About
Provides a lightweight MCP server that fetches channel, stream, game data, emotes, badges, clips, videos and comments from Twitch using the Helix and GraphQL APIs.
Capabilities

Overview
The Twitch MCP Server bridges the gap between AI assistants and the rich data ecosystem of Twitch. By exposing a Model Context Protocol interface, it allows Claude or other MCP‑enabled assistants to query real‑time channel statistics, stream metadata, game catalogs, and community assets such as emotes or chat badges. This eliminates the need for developers to build custom adapters for each Twitch endpoint, enabling rapid integration of live‑stream insights into conversational agents.
The server wraps the official Twitch Helix API, providing a consolidated set of endpoints that cover everything from basic channel profiles to advanced video analytics. Key capabilities include retrieving stream titles, viewer counts, and game associations; listing top games and searching categories or channels by keyword; filtering live streams by language or genre; and accessing historical content like clips, videos, and archived comments via GraphQL. By offering these features through a single MCP interface, developers can ask an assistant to “show me the most popular streams in Fortnite right now” or “give me the clip count for a specific channel,” and receive structured, typed responses without handling OAuth flows or pagination logic themselves.
For developers building AI‑powered workflows, the Twitch MCP Server unlocks a variety of use cases. Content creators can query audience metrics to adjust stream timing or game selection. Moderators and community managers can pull badge and emote data to automate moderation rules or generate custom overlays. Data scientists might ingest stream statistics into analytics pipelines, while marketers could track brand exposure across popular channels.
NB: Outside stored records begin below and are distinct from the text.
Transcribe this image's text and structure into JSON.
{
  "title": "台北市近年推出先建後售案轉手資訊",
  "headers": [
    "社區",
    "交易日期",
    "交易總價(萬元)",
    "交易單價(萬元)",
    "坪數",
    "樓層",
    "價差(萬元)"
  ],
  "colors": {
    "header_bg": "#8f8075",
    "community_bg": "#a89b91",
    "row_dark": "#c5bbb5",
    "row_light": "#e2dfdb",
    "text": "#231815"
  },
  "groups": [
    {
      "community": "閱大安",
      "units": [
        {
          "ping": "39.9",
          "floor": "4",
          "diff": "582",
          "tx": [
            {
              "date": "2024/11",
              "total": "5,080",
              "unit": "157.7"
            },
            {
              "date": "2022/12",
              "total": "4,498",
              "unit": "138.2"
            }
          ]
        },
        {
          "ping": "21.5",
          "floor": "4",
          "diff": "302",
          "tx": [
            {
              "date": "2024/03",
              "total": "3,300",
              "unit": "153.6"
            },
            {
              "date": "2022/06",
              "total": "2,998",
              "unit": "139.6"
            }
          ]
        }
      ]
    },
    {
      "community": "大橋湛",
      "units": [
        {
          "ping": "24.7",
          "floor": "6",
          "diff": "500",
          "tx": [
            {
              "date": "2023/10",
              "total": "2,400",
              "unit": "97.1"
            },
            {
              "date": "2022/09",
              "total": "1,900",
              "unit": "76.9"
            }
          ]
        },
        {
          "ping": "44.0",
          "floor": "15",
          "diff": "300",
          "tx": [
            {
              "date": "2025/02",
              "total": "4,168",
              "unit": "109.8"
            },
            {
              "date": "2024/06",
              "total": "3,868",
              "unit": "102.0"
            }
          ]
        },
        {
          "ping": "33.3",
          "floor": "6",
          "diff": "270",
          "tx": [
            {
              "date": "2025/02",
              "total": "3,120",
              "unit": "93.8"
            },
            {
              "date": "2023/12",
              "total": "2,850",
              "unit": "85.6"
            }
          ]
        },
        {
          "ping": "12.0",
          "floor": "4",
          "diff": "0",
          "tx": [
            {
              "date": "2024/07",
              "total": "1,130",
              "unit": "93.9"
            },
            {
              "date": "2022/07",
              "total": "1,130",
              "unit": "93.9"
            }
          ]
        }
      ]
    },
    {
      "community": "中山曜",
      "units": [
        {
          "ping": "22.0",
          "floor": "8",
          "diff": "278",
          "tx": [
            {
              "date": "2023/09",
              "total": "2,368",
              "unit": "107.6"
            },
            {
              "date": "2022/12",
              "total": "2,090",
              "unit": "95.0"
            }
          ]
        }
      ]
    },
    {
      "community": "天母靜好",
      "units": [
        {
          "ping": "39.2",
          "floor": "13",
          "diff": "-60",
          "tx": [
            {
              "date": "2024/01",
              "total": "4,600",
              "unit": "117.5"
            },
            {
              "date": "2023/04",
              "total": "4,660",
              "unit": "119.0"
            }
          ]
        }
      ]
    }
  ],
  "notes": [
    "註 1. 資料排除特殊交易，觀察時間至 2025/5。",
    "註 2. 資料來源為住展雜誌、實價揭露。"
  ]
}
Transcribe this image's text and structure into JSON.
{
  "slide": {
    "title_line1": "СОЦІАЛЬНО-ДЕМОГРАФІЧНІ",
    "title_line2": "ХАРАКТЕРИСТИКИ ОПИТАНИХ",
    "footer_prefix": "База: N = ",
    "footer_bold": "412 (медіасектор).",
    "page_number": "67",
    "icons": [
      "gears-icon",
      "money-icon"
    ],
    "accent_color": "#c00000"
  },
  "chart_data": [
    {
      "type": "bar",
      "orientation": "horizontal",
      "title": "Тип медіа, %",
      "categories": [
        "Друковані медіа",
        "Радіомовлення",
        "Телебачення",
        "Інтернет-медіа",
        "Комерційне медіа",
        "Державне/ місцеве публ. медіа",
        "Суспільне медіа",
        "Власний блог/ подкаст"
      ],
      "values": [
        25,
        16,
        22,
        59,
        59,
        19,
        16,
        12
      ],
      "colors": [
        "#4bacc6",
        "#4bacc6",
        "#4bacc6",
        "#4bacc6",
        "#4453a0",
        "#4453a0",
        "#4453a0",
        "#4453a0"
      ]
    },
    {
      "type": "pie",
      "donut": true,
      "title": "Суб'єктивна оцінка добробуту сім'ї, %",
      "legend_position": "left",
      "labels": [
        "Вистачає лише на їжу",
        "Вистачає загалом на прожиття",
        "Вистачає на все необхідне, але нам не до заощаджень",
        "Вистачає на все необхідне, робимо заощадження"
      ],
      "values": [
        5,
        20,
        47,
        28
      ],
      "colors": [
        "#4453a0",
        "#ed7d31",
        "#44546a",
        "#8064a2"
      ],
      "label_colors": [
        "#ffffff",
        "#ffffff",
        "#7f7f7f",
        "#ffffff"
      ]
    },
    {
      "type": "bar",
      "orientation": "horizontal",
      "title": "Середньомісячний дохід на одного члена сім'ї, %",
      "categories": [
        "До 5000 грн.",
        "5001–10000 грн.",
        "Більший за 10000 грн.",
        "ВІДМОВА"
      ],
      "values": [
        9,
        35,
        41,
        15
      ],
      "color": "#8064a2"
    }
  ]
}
Because the server adheres to MCP standards, it can be seamlessly integrated into existing pipelines—whether the assistant is embedded in a desktop app, a web dashboard, or a voice‑controlled smart device.
Unique advantages of this server include its comprehensive coverage of both Helix and GraphQL endpoints, allowing deep dives into comment threads on archived videos—an area often overlooked by simpler SDKs. The ability to filter live streams by language and game out of the box simplifies multilingual content discovery, which is crucial for global communities. Moreover, the server’s straightforward environment‑variable configuration and optional support make it developer‑friendly, while the included MCP Inspector tool facilitates debugging of complex conversational flows.
In summary, the Twitch MCP Server transforms raw Twitch data into an accessible, AI‑ready resource. By providing a unified, typed interface to channel, stream, game, and community information, it empowers developers to create intelligent assistants that can answer real‑time questions about live content, automate moderation tasks, and surface actionable insights—all without wrestling with the intricacies of Twitch’s API ecosystem.